Medeiros – Sim, o governo chinês trabalha com uma previsão de uma menor taxa de crescimento, ainda que esta seguramente seja muito superior à do resto da economia mundial. Essa redução afetará essencialmente os investimentos em infraestrutura e construção civil, com impactos importantes sobre os exportadores das matérias-primas usadas nessas atividades e nas atividades de processamento de exportações, com impacto sobre os principais supridores de matérias-primas e componentes.
ComCiência – É o caso, por exemplo, da redução da demanda por minério de ferro, que recentemente derrubou as ações da Vale na bolsa de valores?
Medeiros – Não tenho informações sobre esse episódio em particular, mas uma coisa é certa: a volatilidade do preço das commodities torna qualquer estratégia de especialização baseada em recursos naturais insustentável a longo prazo.
ComCiência – A China tem demonstrado grande interesse em ampliar os negócios com a América Latina. Que perspectivas você vê nesse campo, em particular, quanto às relações entre o Brasil e a China?
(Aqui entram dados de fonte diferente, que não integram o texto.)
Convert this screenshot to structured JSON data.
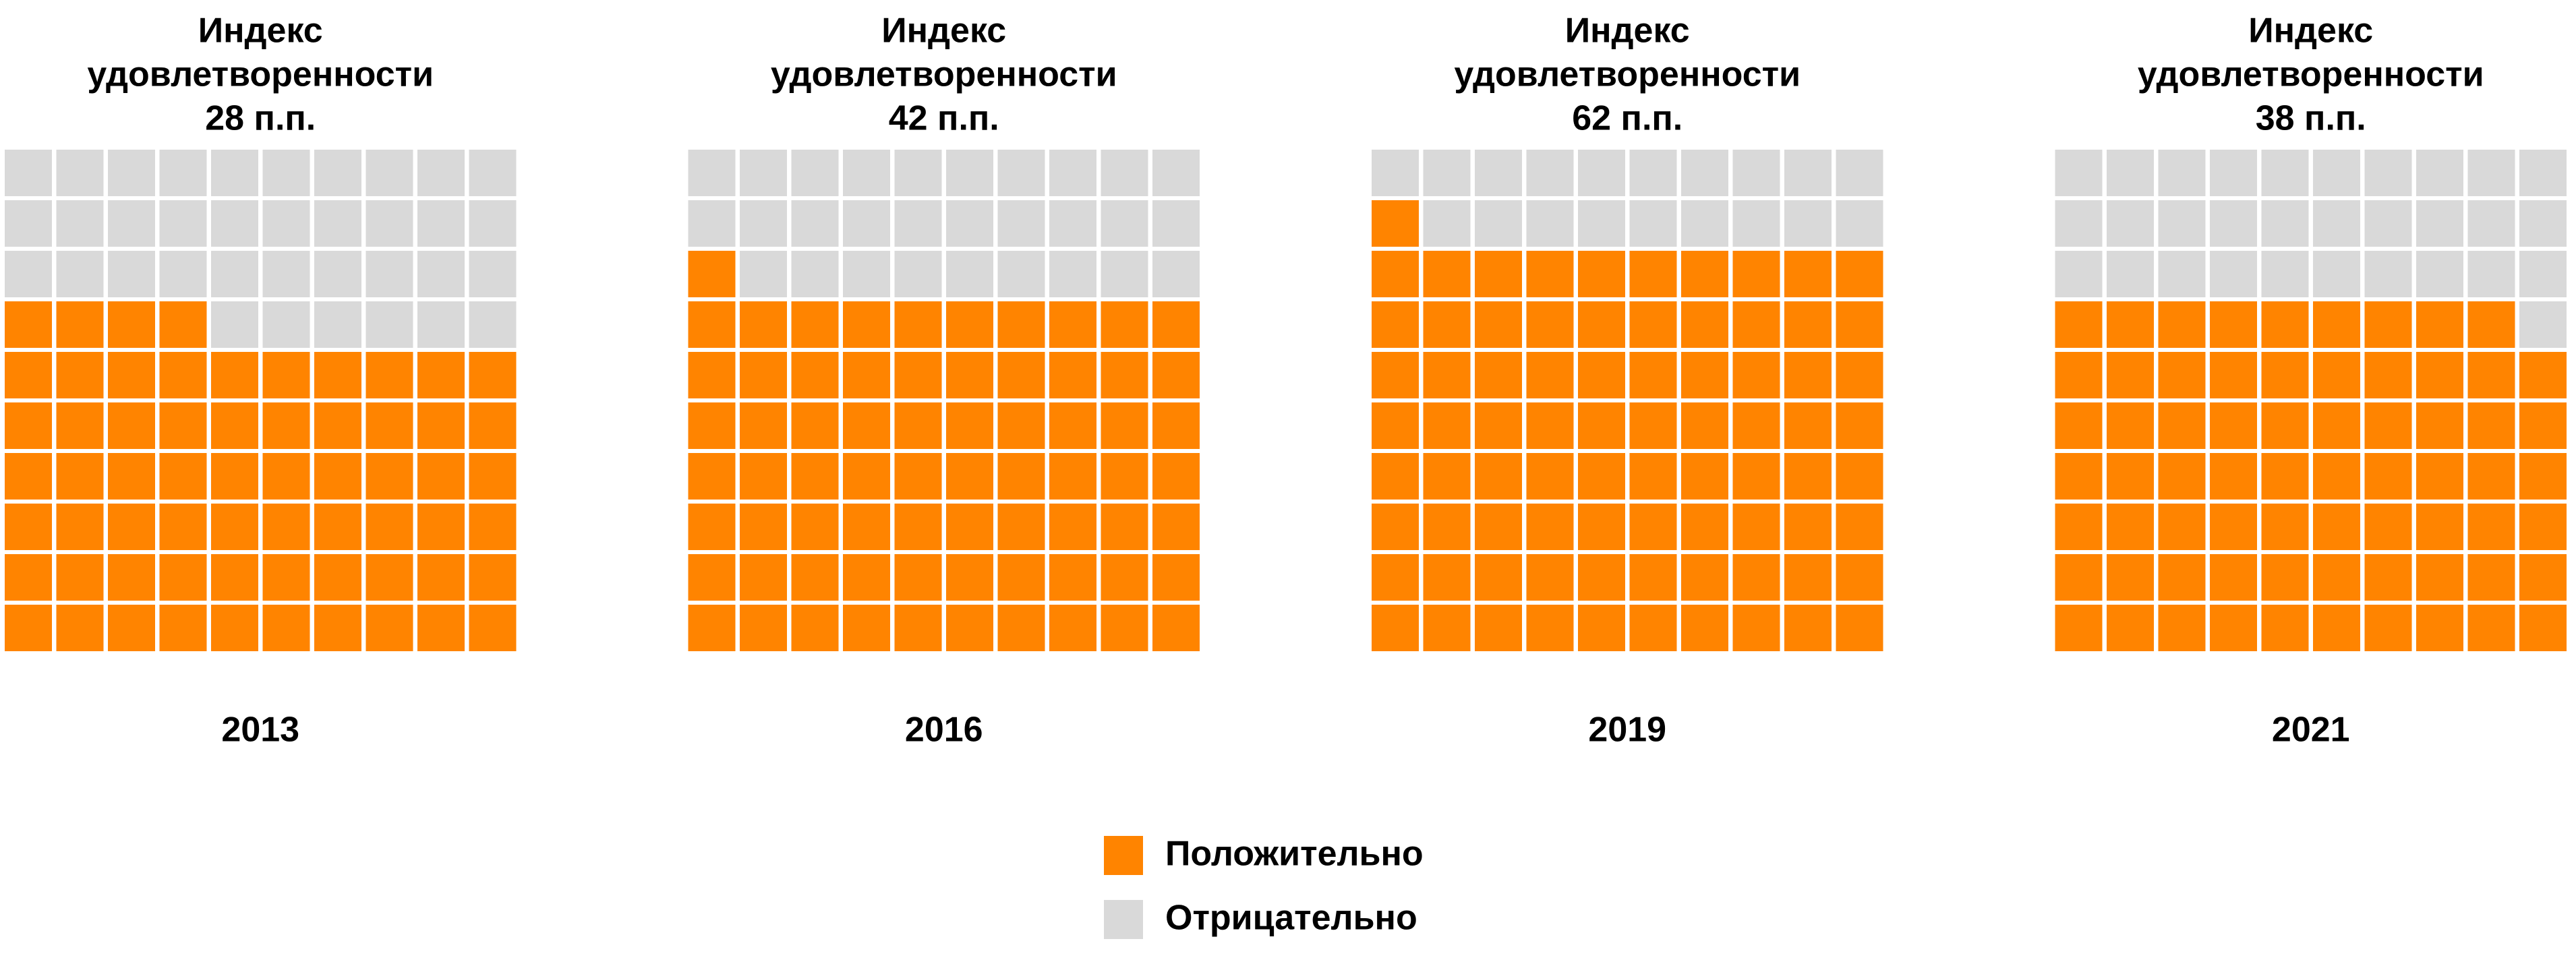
{
  "legend": [
    {
      "name": "Положительно",
      "color": "#ff8400"
    },
    {
      "name": "Отрицательно",
      "color": "#d9d9d9"
    }
  ],
  "chart_data": [
    {
      "type": "waffle",
      "title": [
        "Индекс",
        "удовлетворенности",
        "28 п.п."
      ],
      "label": "2013",
      "values": [
        64,
        36
      ]
    },
    {
      "type": "waffle",
      "title": [
        "Индекс",
        "удовлетворенности",
        "42 п.п."
      ],
      "label": "2016",
      "values": [
        71,
        29
      ]
    },
    {
      "type": "waffle",
      "title": [
        "Индекс",
        "удовлетворенности",
        "62 п.п."
      ],
      "label": "2019",
      "values": [
        81,
        19
      ]
    },
    {
      "type": "waffle",
      "title": [
        "Индекс",
        "удовлетворенности",
        "38 п.п."
      ],
      "label": "2021",
      "values": [
        69,
        31
      ]
    }
  ]
}
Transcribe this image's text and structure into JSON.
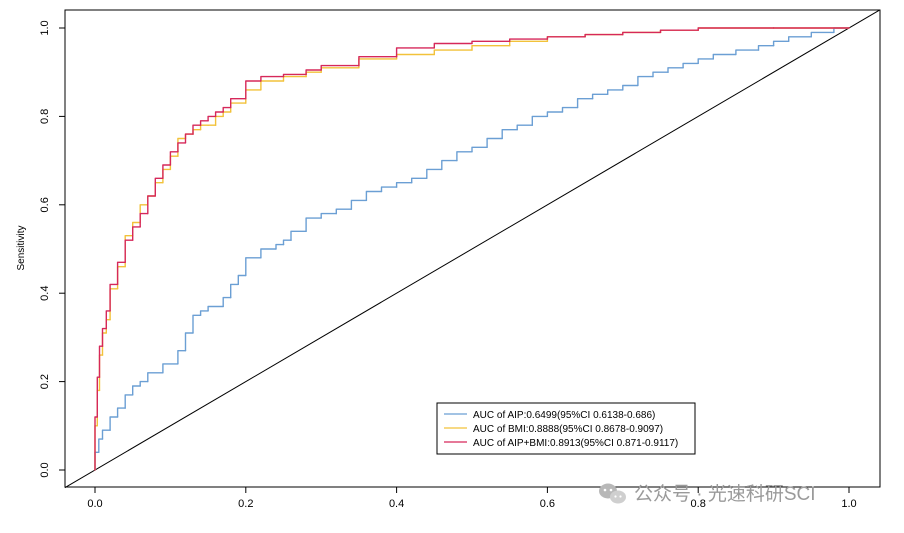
{
  "chart_data": {
    "type": "line",
    "title": "",
    "xlabel": "",
    "ylabel": "Sensitivity",
    "xlim": [
      0,
      1
    ],
    "ylim": [
      0,
      1
    ],
    "x_ticks": [
      "0.0",
      "0.2",
      "0.4",
      "0.6",
      "0.8",
      "1.0"
    ],
    "y_ticks": [
      "0.0",
      "0.2",
      "0.4",
      "0.6",
      "0.8",
      "1.0"
    ],
    "legend_position": "bottom-center",
    "reference_line": {
      "x": [
        0,
        1
      ],
      "y": [
        0,
        1
      ],
      "color": "#000000"
    },
    "series": [
      {
        "name": "AUC of AIP:0.6499(95%CI 0.6138-0.686)",
        "color": "#6b9fd4",
        "x": [
          0,
          0.005,
          0.01,
          0.02,
          0.03,
          0.04,
          0.05,
          0.06,
          0.07,
          0.09,
          0.11,
          0.12,
          0.13,
          0.14,
          0.15,
          0.17,
          0.18,
          0.19,
          0.2,
          0.22,
          0.24,
          0.25,
          0.26,
          0.28,
          0.3,
          0.32,
          0.34,
          0.36,
          0.38,
          0.4,
          0.42,
          0.44,
          0.46,
          0.48,
          0.5,
          0.52,
          0.54,
          0.56,
          0.58,
          0.6,
          0.62,
          0.64,
          0.66,
          0.68,
          0.7,
          0.72,
          0.74,
          0.76,
          0.78,
          0.8,
          0.82,
          0.85,
          0.88,
          0.9,
          0.92,
          0.95,
          0.98,
          1.0
        ],
        "y": [
          0,
          0.04,
          0.07,
          0.09,
          0.12,
          0.14,
          0.17,
          0.19,
          0.2,
          0.22,
          0.24,
          0.27,
          0.31,
          0.35,
          0.36,
          0.37,
          0.39,
          0.42,
          0.44,
          0.48,
          0.5,
          0.51,
          0.52,
          0.54,
          0.57,
          0.58,
          0.59,
          0.61,
          0.63,
          0.64,
          0.65,
          0.66,
          0.68,
          0.7,
          0.72,
          0.73,
          0.75,
          0.77,
          0.78,
          0.8,
          0.81,
          0.82,
          0.84,
          0.85,
          0.86,
          0.87,
          0.89,
          0.9,
          0.91,
          0.92,
          0.93,
          0.94,
          0.95,
          0.96,
          0.97,
          0.98,
          0.99,
          1.0
        ]
      },
      {
        "name": "AUC of BMI:0.8888(95%CI 0.8678-0.9097)",
        "color": "#f2c23a",
        "x": [
          0,
          0.003,
          0.006,
          0.01,
          0.015,
          0.02,
          0.03,
          0.04,
          0.05,
          0.06,
          0.07,
          0.08,
          0.09,
          0.1,
          0.11,
          0.12,
          0.13,
          0.14,
          0.15,
          0.16,
          0.17,
          0.18,
          0.2,
          0.22,
          0.25,
          0.28,
          0.3,
          0.35,
          0.4,
          0.45,
          0.5,
          0.55,
          0.6,
          0.65,
          0.7,
          0.75,
          0.8,
          0.9,
          1.0
        ],
        "y": [
          0,
          0.1,
          0.18,
          0.26,
          0.31,
          0.34,
          0.41,
          0.46,
          0.53,
          0.56,
          0.6,
          0.62,
          0.65,
          0.68,
          0.71,
          0.75,
          0.76,
          0.77,
          0.78,
          0.78,
          0.8,
          0.81,
          0.83,
          0.86,
          0.88,
          0.89,
          0.9,
          0.91,
          0.93,
          0.94,
          0.95,
          0.96,
          0.97,
          0.98,
          0.985,
          0.99,
          0.995,
          1.0,
          1.0
        ]
      },
      {
        "name": "AUC of AIP+BMI:0.8913(95%CI 0.871-0.9117)",
        "color": "#d6285a",
        "x": [
          0,
          0.003,
          0.006,
          0.01,
          0.015,
          0.02,
          0.03,
          0.04,
          0.05,
          0.06,
          0.07,
          0.08,
          0.09,
          0.1,
          0.11,
          0.12,
          0.13,
          0.14,
          0.15,
          0.16,
          0.17,
          0.18,
          0.2,
          0.22,
          0.25,
          0.28,
          0.3,
          0.35,
          0.4,
          0.45,
          0.5,
          0.55,
          0.6,
          0.65,
          0.7,
          0.75,
          0.8,
          0.9,
          1.0
        ],
        "y": [
          0,
          0.12,
          0.21,
          0.28,
          0.32,
          0.36,
          0.42,
          0.47,
          0.52,
          0.55,
          0.58,
          0.62,
          0.66,
          0.69,
          0.72,
          0.74,
          0.76,
          0.78,
          0.79,
          0.8,
          0.81,
          0.82,
          0.84,
          0.88,
          0.89,
          0.895,
          0.905,
          0.915,
          0.935,
          0.955,
          0.965,
          0.97,
          0.975,
          0.98,
          0.985,
          0.99,
          0.995,
          1.0,
          1.0
        ]
      }
    ]
  },
  "watermark": "公众号 · 光速科研SCI",
  "watermark_icon": "wechat-icon"
}
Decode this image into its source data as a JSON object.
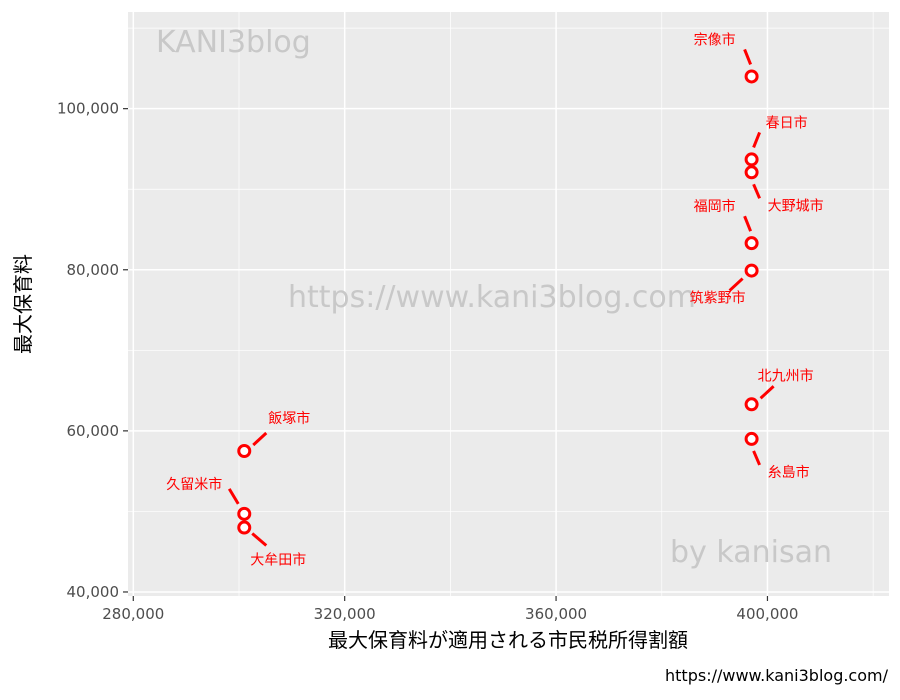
{
  "chart_data": {
    "type": "scatter",
    "xlabel": "最大保育料が適用される市民税所得割額",
    "ylabel": "最大保育料",
    "xlim": [
      279000,
      423000
    ],
    "ylim": [
      39500,
      112000
    ],
    "x_ticks": [
      280000,
      320000,
      360000,
      400000
    ],
    "x_tick_labels": [
      "280,000",
      "320,000",
      "360,000",
      "400,000"
    ],
    "y_ticks": [
      40000,
      60000,
      80000,
      100000
    ],
    "y_tick_labels": [
      "40,000",
      "60,000",
      "80,000",
      "100,000"
    ],
    "grid": true,
    "colors": {
      "point": "#ff0000",
      "label": "#ff0000",
      "panel": "#ebebeb",
      "grid": "#ffffff"
    },
    "points": [
      {
        "label": "宗像市",
        "x": 397000,
        "y": 104000,
        "dir": "up-left"
      },
      {
        "label": "春日市",
        "x": 397000,
        "y": 93700,
        "dir": "up-right"
      },
      {
        "label": "大野城市",
        "x": 397000,
        "y": 92100,
        "dir": "down-right"
      },
      {
        "label": "福岡市",
        "x": 397000,
        "y": 83300,
        "dir": "up-left"
      },
      {
        "label": "筑紫野市",
        "x": 397000,
        "y": 79900,
        "dir": "down-left"
      },
      {
        "label": "北九州市",
        "x": 397000,
        "y": 63300,
        "dir": "up-right"
      },
      {
        "label": "糸島市",
        "x": 397000,
        "y": 59000,
        "dir": "down-right"
      },
      {
        "label": "飯塚市",
        "x": 301000,
        "y": 57500,
        "dir": "up-right"
      },
      {
        "label": "久留米市",
        "x": 301000,
        "y": 49700,
        "dir": "up-left"
      },
      {
        "label": "大牟田市",
        "x": 301000,
        "y": 48000,
        "dir": "down-right"
      }
    ]
  },
  "watermarks": {
    "top_left": "KANI3blog",
    "center": "https://www.kani3blog.com",
    "bottom_right": "by kanisan"
  },
  "footer_url": "https://www.kani3blog.com/"
}
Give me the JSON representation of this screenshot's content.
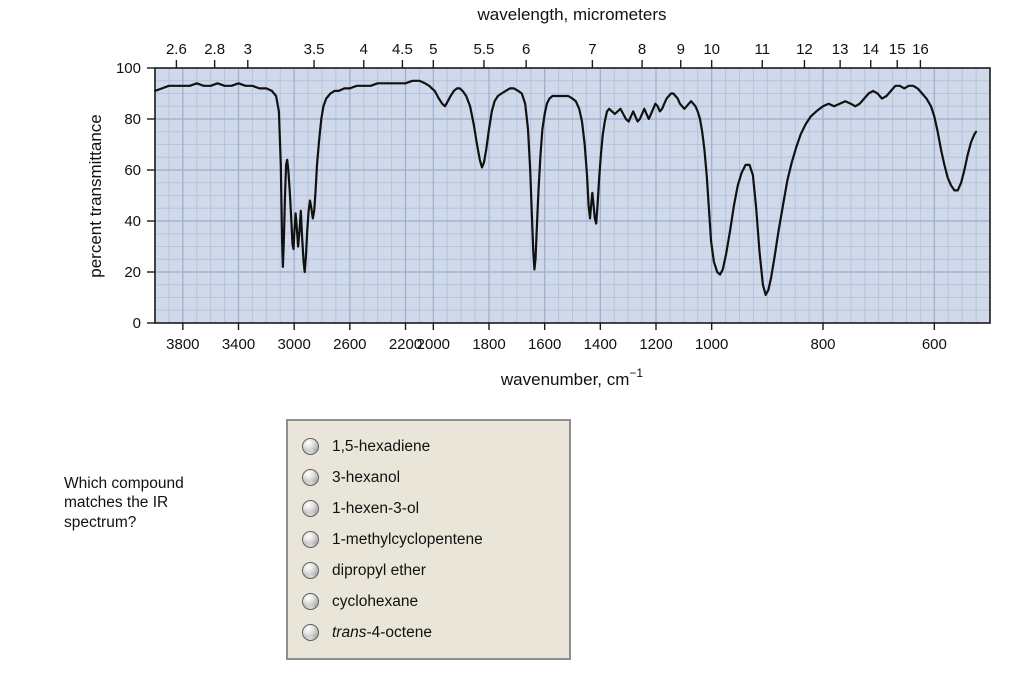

Medeiros – Há dois caminhos. O primeiro é liderado essencialmente pelo comércio, alargando a complementaridade que nos faz especializados em bens primários e importadores de bens industriais. Nesse caminho, a tendência é uma crescente disputa comercial nas atividades mais competitivas, quer no mercado interno, quer no mercado de exportações. O segundo caminho é a busca de parcerias estratégicas nas áreas tecnológicas mais sofisticadas, como aviação, espacial, novos materiais, energias alternativas etc. Este é um caminho em que as instituições e as visões de futuro contam mais do que o do simples negócio.